柳子は、わなわなと躰が震えはじめるのを、じっと堪えているうちに、全身が硬直してくるのがわかった。脚を前に出せないで立ち竦む思いがして、コーヒー樹の枝につかまって、みずからの肉体に起こりつつある異変の、恐怖感を耐えなければならなかった。
ようやく躰にもとの柔らかさが戻ってくると、柳子はいっさんに駆け出して、ミモザの背に這い上がり、鬣に顔を埋めるようにしてうつ伏せる。
ミモザは柳子の心境を察している様子で、ゆっくりと歩き出していた。
秋子は、あの子はきっとウチの行動を監視しつづけていたのに違いないと思う。後始末をしながら周囲に視線を配ったが、すでに人影はなかったし、気配も感じられなかったから、ひょっとしたら錯覚やったかもしれへん。
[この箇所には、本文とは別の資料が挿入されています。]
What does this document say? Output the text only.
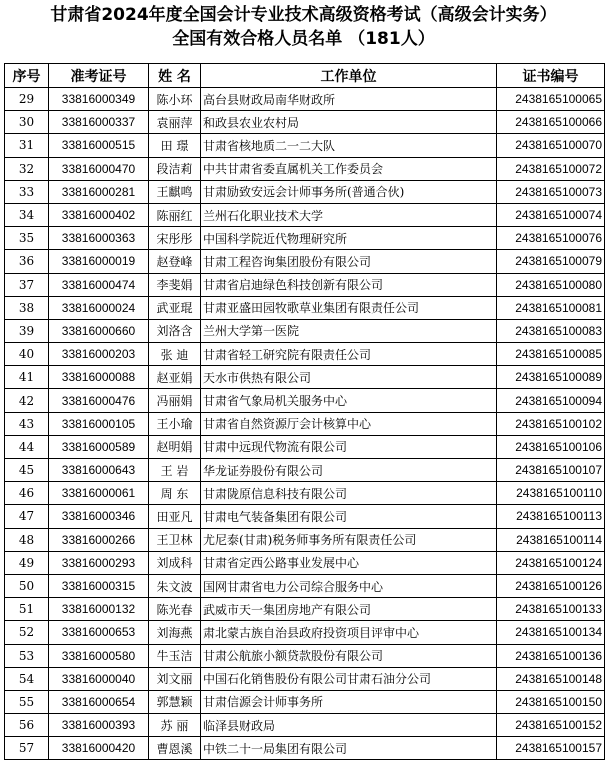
甘肃省2024年度全国会计专业技术高级资格考试（高级会计实务）
全国有效合格人员名单 （181人）
序号	准考证号	姓 名	工作单位	证书编号
29	33816000349	陈小环	高台县财政局南华财政所	2438165100065
30	33816000337	袁丽萍	和政县农业农村局	2438165100066
31	33816000515	田 璟	甘肃省核地质二一二大队	2438165100070
32	33816000470	段洁莉	中共甘肃省委直属机关工作委员会	2438165100072
33	33816000281	王麒鸣	甘肃励致安远会计师事务所(普通合伙)	2438165100073
34	33816000402	陈丽红	兰州石化职业技术大学	2438165100074
35	33816000363	宋彤彤	中国科学院近代物理研究所	2438165100076
36	33816000019	赵登峰	甘肃工程咨询集团股份有限公司	2438165100079
37	33816000474	李斐娟	甘肃省启迪绿色科技创新有限公司	2438165100080
38	33816000024	武亚琨	甘肃亚盛田园牧歌草业集团有限责任公司	2438165100081
39	33816000660	刘洛含	兰州大学第一医院	2438165100083
40	33816000203	张 迪	甘肃省轻工研究院有限责任公司	2438165100085
41	33816000088	赵亚娟	天水市供热有限公司	2438165100089
42	33816000476	冯丽娟	甘肃省气象局机关服务中心	2438165100094
43	33816000105	王小瑜	甘肃省自然资源厅会计核算中心	2438165100102
44	33816000589	赵明娟	甘肃中远现代物流有限公司	2438165100106
45	33816000643	王 岩	华龙证券股份有限公司	2438165100107
46	33816000061	周 东	甘肃陇原信息科技有限公司	2438165100110
47	33816000346	田亚凡	甘肃电气装备集团有限公司	2438165100113
48	33816000266	王卫林	尤尼泰(甘肃)税务师事务所有限责任公司	2438165100114
49	33816000293	刘成科	甘肃省定西公路事业发展中心	2438165100124
50	33816000315	朱文波	国网甘肃省电力公司综合服务中心	2438165100126
51	33816000132	陈光春	武威市天一集团房地产有限公司	2438165100133
52	33816000653	刘海燕	肃北蒙古族自治县政府投资项目评审中心	2438165100134
53	33816000580	牛玉洁	甘肃公航旅小额贷款股份有限公司	2438165100136
54	33816000040	刘文丽	中国石化销售股份有限公司甘肃石油分公司	2438165100148
55	33816000654	郭慧颖	甘肃信源会计师事务所	2438165100150
56	33816000393	苏 丽	临泽县财政局	2438165100152
57	33816000420	曹恩溪	中铁二十一局集团有限公司	2438165100157
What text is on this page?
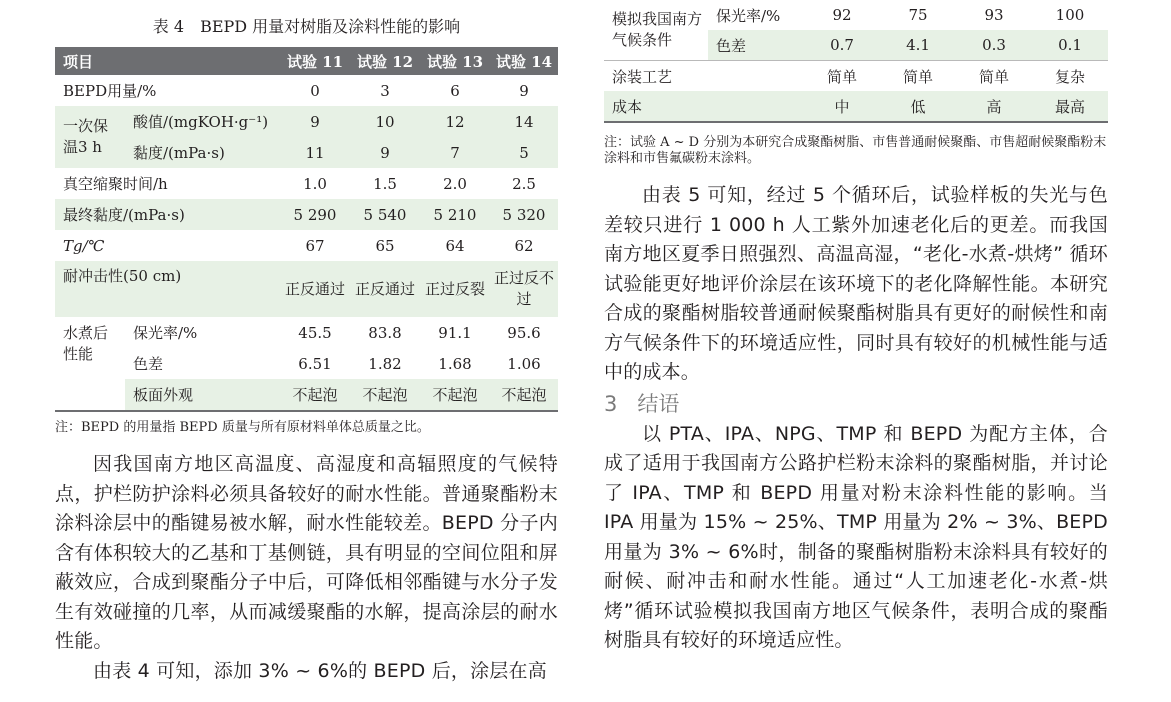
表 4　BEPD 用量对树脂及涂料性能的影响
项目		试验 11	试验 12	试验 13	试验 14
BEPD用量/%		0	3	6	9
一次保温3 h	酸值/(mgKOH·g⁻¹)	9	10	12	14
	黏度/(mPa·s)	11	9	7	5
真空缩聚时间/h		1.0	1.5	2.0	2.5
最终黏度/(mPa·s)		5 290	5 540	5 210	5 320
Tg/℃		67	65	64	62
耐冲击性(50 cm)		正反通过	正反通过	正过反裂	正过反不过
水煮后性能	保光率/%	45.5	83.8	91.1	95.6
	色差	6.51	1.82	1.68	1.06
	板面外观	不起泡	不起泡	不起泡	不起泡
注：BEPD 的用量指 BEPD 质量与所有原材料单体总质量之比。

因我国南方地区高温度、高湿度和高辐照度的气候特点，护栏防护涂料必须具备较好的耐水性能。普通聚酯粉末涂料涂层中的酯键易被水解，耐水性能较差。BEPD 分子内含有体积较大的乙基和丁基侧链，具有明显的空间位阻和屏蔽效应，合成到聚酯分子中后，可降低相邻酯键与水分子发生有效碰撞的几率，从而减缓聚酯的水解，提高涂层的耐水性能。

由表 4 可知，添加 3% ~ 6%的 BEPD 后，涂层在高

模拟我国南方气候条件	保光率/%	92	75	93	100
	色差	0.7	4.1	0.3	0.1
涂装工艺		简单	简单	简单	复杂
成本		中	低	高	最高
注：试验 A ~ D 分别为本研究合成聚酯树脂、市售普通耐候聚酯、市售超耐候聚酯粉末涂料和市售氟碳粉末涂料。

由表 5 可知，经过 5 个循环后，试验样板的失光与色差较只进行 1 000 h 人工紫外加速老化后的更差。而我国南方地区夏季日照强烈、高温高湿，“老化-水煮-烘烤” 循环试验能更好地评价涂层在该环境下的老化降解性能。本研究合成的聚酯树脂较普通耐候聚酯树脂具有更好的耐候性和南方气候条件下的环境适应性，同时具有较好的机械性能与适中的成本。

3 结语

以 PTA、IPA、NPG、TMP 和 BEPD 为配方主体，合成了适用于我国南方公路护栏粉末涂料的聚酯树脂，并讨论了 IPA、TMP 和 BEPD 用量对粉末涂料性能的影响。当 IPA 用量为 15% ~ 25%、TMP 用量为 2% ~ 3%、BEPD 用量为 3% ~ 6%时，制备的聚酯树脂粉末涂料具有较好的耐候、耐冲击和耐水性能。通过“人工加速老化-水煮-烘烤”循环试验模拟我国南方地区气候条件，表明合成的聚酯树脂具有较好的环境适应性。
気のせいやったかもわかれへん。そうであって欲しいと思う。
柳子を嫌いになって避けているのではなく、理由がどうあれ、熊野に身を任せることを一種の人生の敗北には違いないと思う気持ちが、柳子に顔を合わせる気づつなさになっているのだから、友情は壊しとうない、いつかこのことを理解してもらうために話合わなあかん、と思っていたやさきだったのだ。だからまともに見られたら恥ずかしいて、どう言い繕うてええやら、言いように困る。どうぞ柳ちゃん、見やへんかったことにして。たとえ見ても、これはあんたらにはわからへんおとなの世界のことやさかい、眼ェ瞑って欲しい。何も知らんことにして通り過ぎて欲しい。と秋子は心のなかで手を合わせていた。
神さんが造った運命やし、前世から仏さんが決めてたことやし、ウチひとりではどうにもなれへんことやさかい。
秋子は意識的に責任回避を考えてそう思うのではなく、人情に溺れ易い大阪人間の自然な感情でそう思うのだった。